6

I am trying to compute the average cell size on the following set of points, as seen on the picture: grid. The picture was generated using gnuplot:

gnuplot> plot "debug.dat" using 1:2

The points are almost aligned on a rectangular grid, but not quite. There seems to be a bias (jitter?) of say 10-15% along either X or Y. How would one compute efficiently a proper partition in tiles so that there is virtually only one point per tile, size would be expressed as (tilex, tiley). I use the word virtually since the 10-15% bias may have moved a point in another adjacent tile.

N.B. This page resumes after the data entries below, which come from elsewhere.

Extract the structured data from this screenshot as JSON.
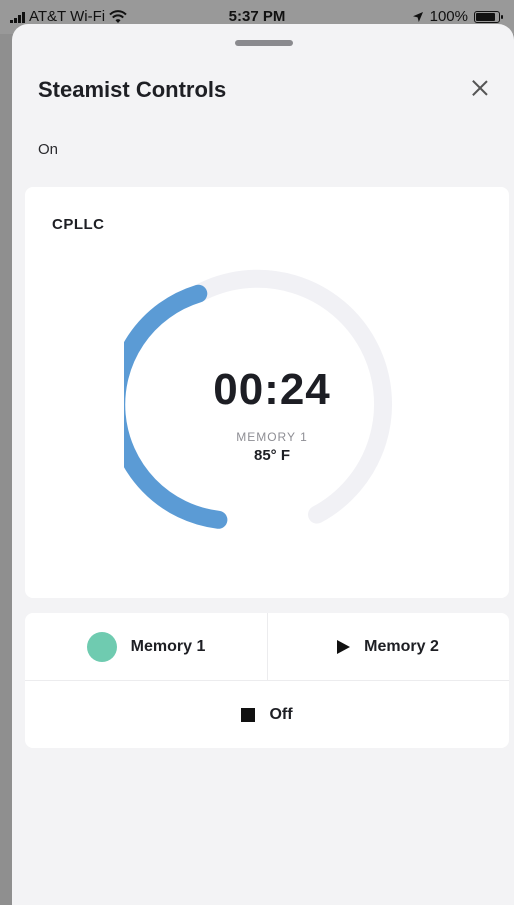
{
  "status_bar": {
    "carrier": "AT&T Wi-Fi",
    "time": "5:37 PM",
    "battery": "100%",
    "battery_level": 1.0
  },
  "sheet": {
    "title": "Steamist Controls",
    "status": "On"
  },
  "device": {
    "name": "CPLLC",
    "timer": "00:24",
    "memory_label": "MEMORY 1",
    "temperature": "85° F",
    "progress_color": "#5b9bd5",
    "track_color": "#f1f1f5"
  },
  "controls": {
    "memory1_label": "Memory 1",
    "memory1_color": "#6fcbb0",
    "memory2_label": "Memory 2",
    "off_label": "Off"
  },
  "icons": {
    "close": "close-icon",
    "play": "play-icon",
    "stop": "stop-icon",
    "active": "active-dot-icon"
  }
}
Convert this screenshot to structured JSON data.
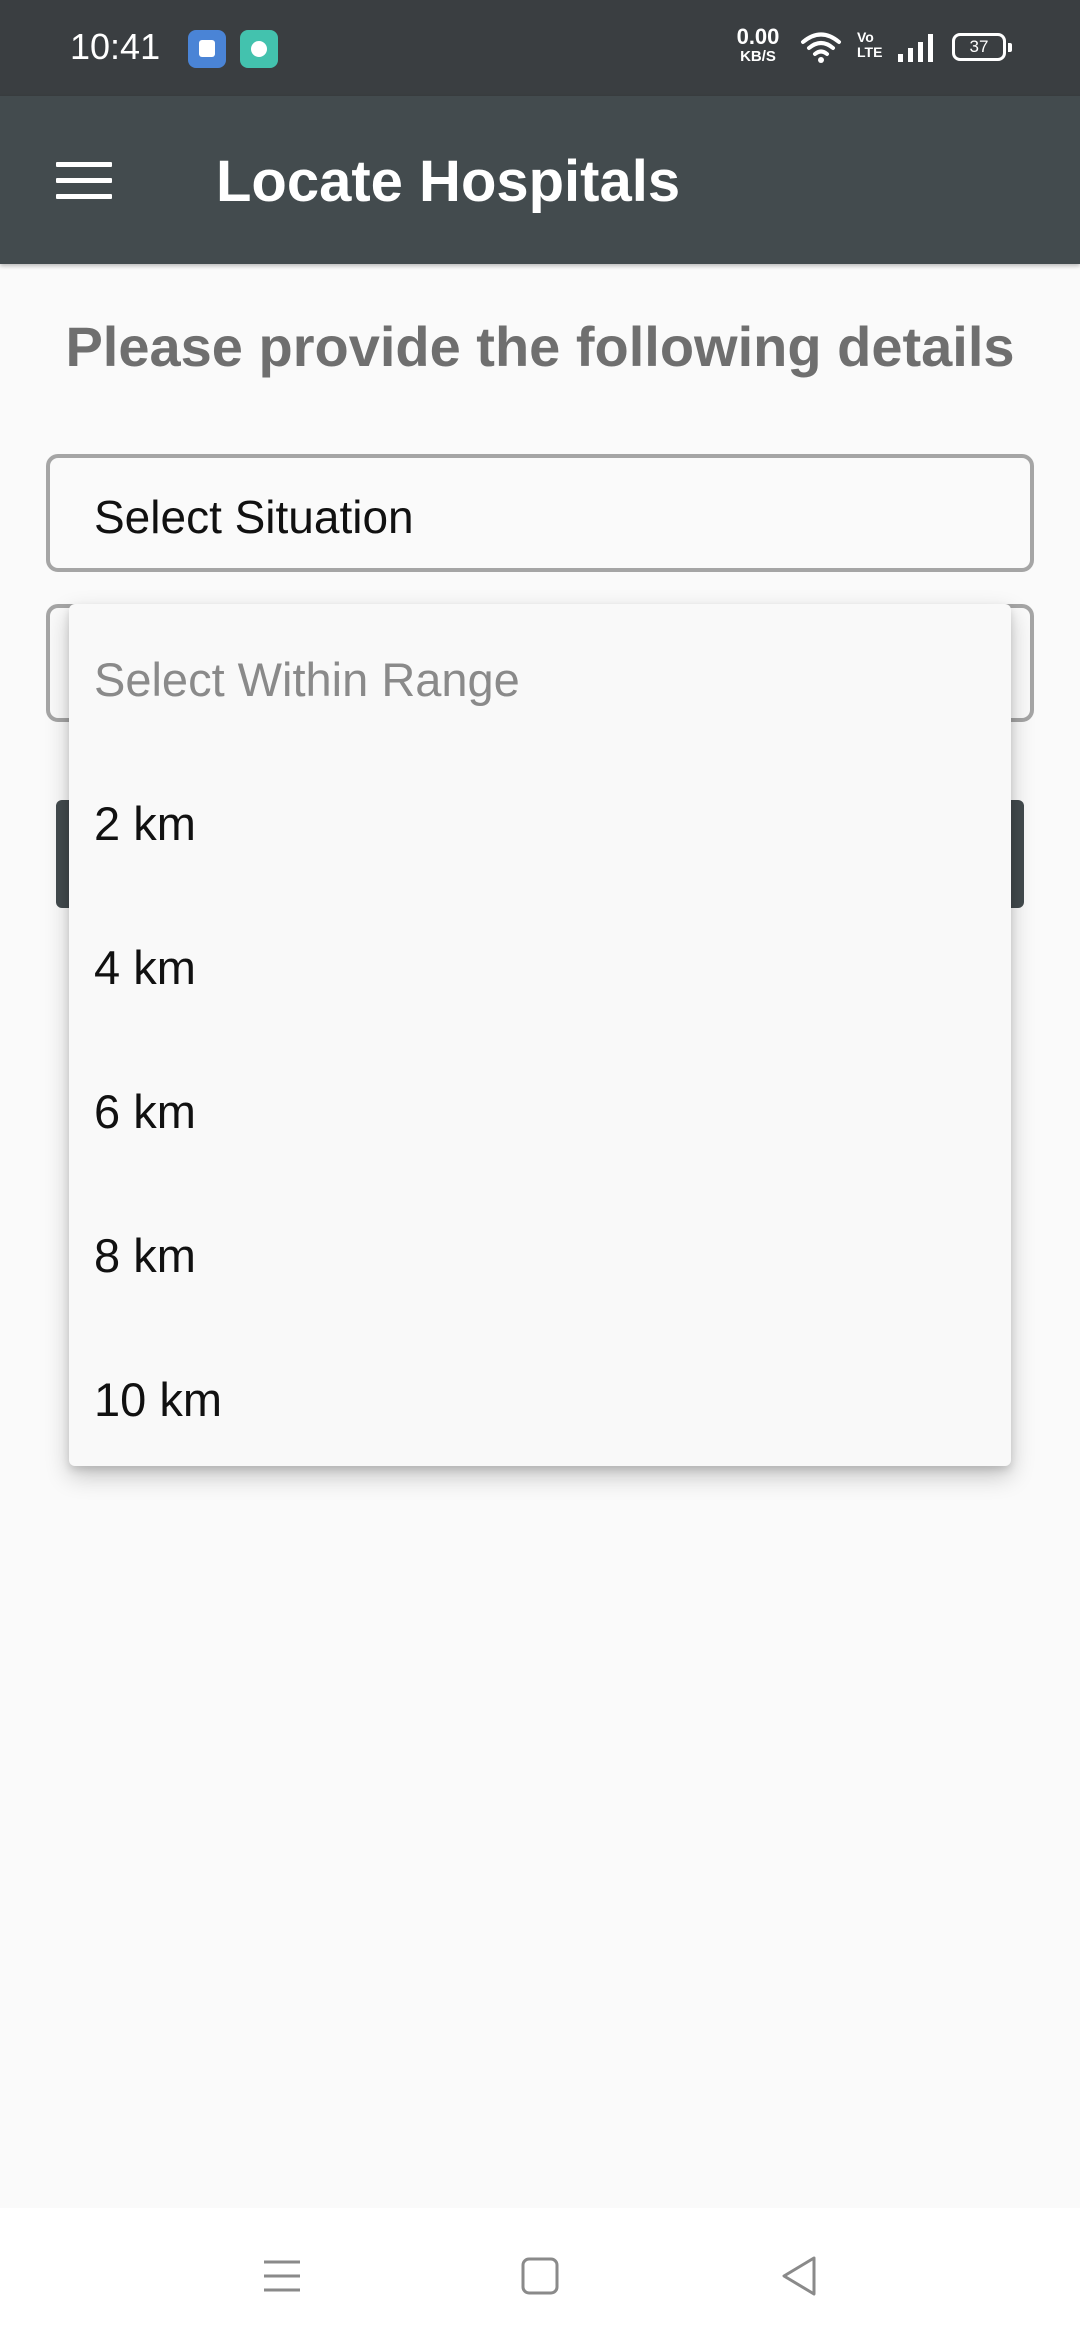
{
  "status_bar": {
    "time": "10:41",
    "net_speed_value": "0.00",
    "net_speed_unit": "KB/S",
    "volte_top": "Vo",
    "volte_bottom": "LTE",
    "battery": "37",
    "icons": [
      "app-notification-icon",
      "app-notification-icon-2",
      "wifi-icon",
      "signal-icon",
      "battery-icon"
    ]
  },
  "app_bar": {
    "title": "Locate Hospitals",
    "menu_icon": "hamburger-menu-icon"
  },
  "main": {
    "heading": "Please provide the following details",
    "situation_select": {
      "selected": "Select Situation"
    },
    "range_select": {
      "placeholder": "Select Within Range",
      "options": [
        "2 km",
        "4 km",
        "6 km",
        "8 km",
        "10 km"
      ]
    }
  },
  "nav_bar": {
    "icons": [
      "recents-icon",
      "home-icon",
      "back-icon"
    ]
  },
  "colors": {
    "status_bar": "#3a3e41",
    "app_bar": "#434b4e",
    "background": "#fafafa",
    "heading_text": "#6f6f6f"
  }
}
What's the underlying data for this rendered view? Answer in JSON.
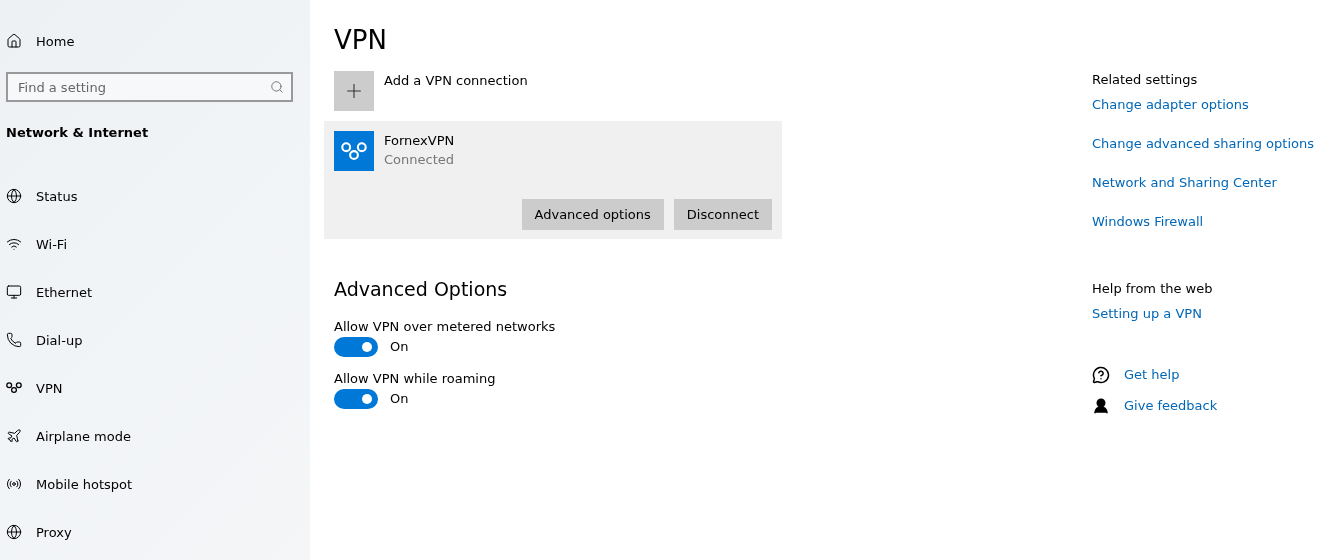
{
  "sidebar": {
    "home": "Home",
    "search": {
      "placeholder": "Find a setting"
    },
    "section": "Network & Internet",
    "items": [
      {
        "kind": "status",
        "label": "Status"
      },
      {
        "kind": "wifi",
        "label": "Wi-Fi"
      },
      {
        "kind": "ethernet",
        "label": "Ethernet"
      },
      {
        "kind": "dialup",
        "label": "Dial-up"
      },
      {
        "kind": "vpn",
        "label": "VPN"
      },
      {
        "kind": "airplane",
        "label": "Airplane mode"
      },
      {
        "kind": "hotspot",
        "label": "Mobile hotspot"
      },
      {
        "kind": "proxy",
        "label": "Proxy"
      }
    ]
  },
  "main": {
    "title": "VPN",
    "add_label": "Add a VPN connection",
    "connection": {
      "name": "FornexVPN",
      "status": "Connected",
      "buttons": [
        "Advanced options",
        "Disconnect"
      ]
    },
    "advanced_title": "Advanced Options",
    "toggles": [
      {
        "label": "Allow VPN over metered networks",
        "on": true,
        "state_text": "On"
      },
      {
        "label": "Allow VPN while roaming",
        "on": true,
        "state_text": "On"
      }
    ]
  },
  "related": {
    "title": "Related settings",
    "links": [
      "Change adapter options",
      "Change advanced sharing options",
      "Network and Sharing Center",
      "Windows Firewall"
    ]
  },
  "help": {
    "title": "Help from the web",
    "links": [
      "Setting up a VPN"
    ]
  },
  "support": [
    {
      "kind": "help",
      "label": "Get help"
    },
    {
      "kind": "feedback",
      "label": "Give feedback"
    }
  ]
}
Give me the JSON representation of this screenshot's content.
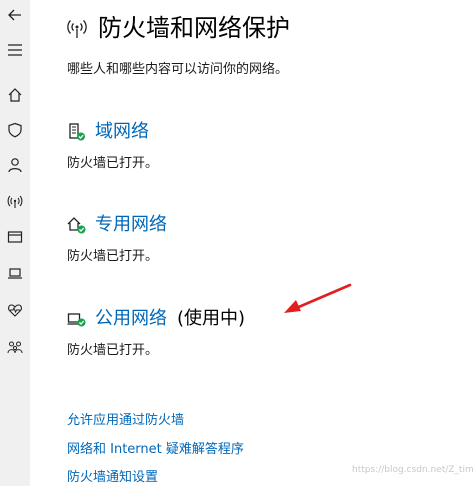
{
  "page": {
    "title": "防火墙和网络保护",
    "subtitle": "哪些人和哪些内容可以访问你的网络。"
  },
  "sidebar": {
    "items": [
      {
        "icon": "back-arrow-icon"
      },
      {
        "icon": "hamburger-menu-icon"
      },
      {
        "icon": "home-icon"
      },
      {
        "icon": "shield-icon"
      },
      {
        "icon": "person-icon"
      },
      {
        "icon": "wifi-signal-icon"
      },
      {
        "icon": "browser-window-icon"
      },
      {
        "icon": "laptop-icon"
      },
      {
        "icon": "heart-pulse-icon"
      },
      {
        "icon": "family-icon"
      }
    ]
  },
  "networks": [
    {
      "name": "域网络",
      "status": "防火墙已打开。",
      "in_use": "",
      "icon": "domain-network-icon"
    },
    {
      "name": "专用网络",
      "status": "防火墙已打开。",
      "in_use": "",
      "icon": "private-network-icon"
    },
    {
      "name": "公用网络",
      "status": "防火墙已打开。",
      "in_use": "(使用中)",
      "icon": "public-network-icon"
    }
  ],
  "links": [
    {
      "label": "允许应用通过防火墙"
    },
    {
      "label": "网络和 Internet 疑难解答程序"
    },
    {
      "label": "防火墙通知设置"
    }
  ],
  "watermark": "https://blog.csdn.net/Z_timer",
  "colors": {
    "accent": "#0067b8",
    "status_ok": "#16a34a",
    "annotation_arrow": "#e02020"
  }
}
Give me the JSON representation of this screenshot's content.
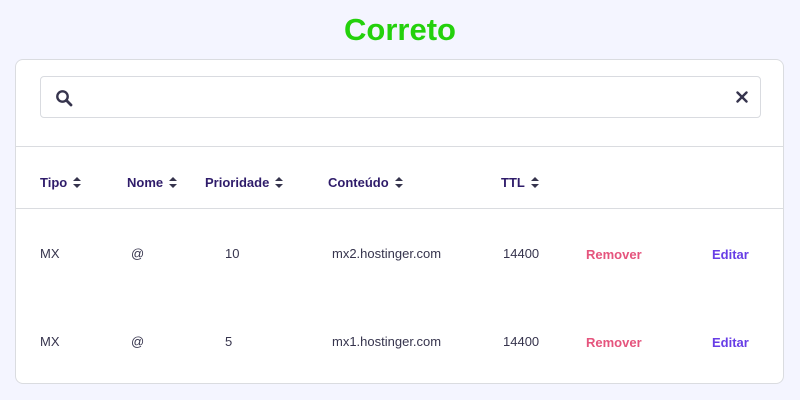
{
  "title": "Correto",
  "colors": {
    "title": "#24d10c",
    "remove": "#e5547d",
    "edit": "#673de6",
    "header_text": "#2f1c6a",
    "cell_text": "#36344d",
    "background": "#f4f5ff"
  },
  "search": {
    "placeholder": "",
    "value": "",
    "icon": "search-icon",
    "clear_icon": "close-icon"
  },
  "table": {
    "columns": [
      "Tipo",
      "Nome",
      "Prioridade",
      "Conteúdo",
      "TTL"
    ],
    "sort_icon": "sort-icon",
    "rows": [
      {
        "type": "MX",
        "name": "@",
        "priority": "10",
        "content": "mx2.hostinger.com",
        "ttl": "14400",
        "remove": "Remover",
        "edit": "Editar"
      },
      {
        "type": "MX",
        "name": "@",
        "priority": "5",
        "content": "mx1.hostinger.com",
        "ttl": "14400",
        "remove": "Remover",
        "edit": "Editar"
      }
    ]
  }
}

Just for reference, I have manually sorted (hopefully correct) and extracted the first 10 points:

 -133920,33480
 -132480,33476
 -131044,33472
 -129602,33467
 -128162,33463
 -139679,34576
 -138239,34572
 -136799,34568
 -135359,34564
 -133925,34562

Just for clarification, a valid tile as per the above description would be (1435,1060), but I am really looking for a quick automated way.

malat
  • 12,152
  • 13
  • 89
  • 158
  • `1. Find the delaunay triangulation. 2. Remove the diagonal lines.` What remains is essentially what you want or at least will be rather helful. Takes O(N log N). – Nuclearman Dec 13 '14 at 01:04
  • What diagonal lines? – NaCl Dec 13 '14 at 12:58
  • 1
    Triangulation of an approximate grid creates lines that are approximately horizontal, vertical and diagonal. The horizontal and vertical ones are clearly useful in this case, but the diagonal ones are probably not and thus are best removed. The result is a grid graph that lets you easily find the next closest point directly to the left, right, up or down of a given point. This data structure should be sufficient to do whatever is needed in O(N). For example, you can find all points in a column by walking up and down from a point or a row by walking left and right. – Nuclearman Dec 13 '14 at 17:07
  • Do tiles have to be rectangular? – mleko Dec 14 '14 at 08:38
  • @mleko yes tiles have to be rectangular, that's the whole point. – malat Dec 15 '14 at 09:14
  • @Nuclearman delaunay triangulation is a O(n^2) operation, as per http://cs.stackexchange.com/questions/2400/brute-force-delaunay-triangulation-algorithm-complexity – malat Dec 15 '14 at 09:17
  • That's for a specific approach, which *only* uses edge flips, and as noted in the first sentence from the link you gave, it's considered a brute force way of doing it. There are more efficient ways, as noted by the [Wikipedia article](http://en.wikipedia.org/wiki/Delaunay_triangulation#Algorithms). Wikipedia is a rather good starting point for learning about specific algorithms/data structures. – Nuclearman Dec 15 '14 at 17:40
  • A lot of questions. Do the tiles need to touch eachother (more like a grid) Drawing a couple of tiles on top of the image would help. If so, then I'll write you the java :) – bvdb Dec 17 '14 at 21:17
  • @dvdb: Yes, they need to touch each other. – NaCl Dec 18 '14 at 22:38

1 Answers1

1

Let's do this for X coordinate only:

1) sort the X coordinates

2) look at deltas between two subsequent X coordinates. These delta will fall into two categories - either they correspond to spaces between two columns, or to spaces between crosses within the same column. Your goal is to find a threshold that will separate the long spaces from the short ones. This can be done by finding a threshold that separates the deltas into two groups whose means are the furthest apart (I think)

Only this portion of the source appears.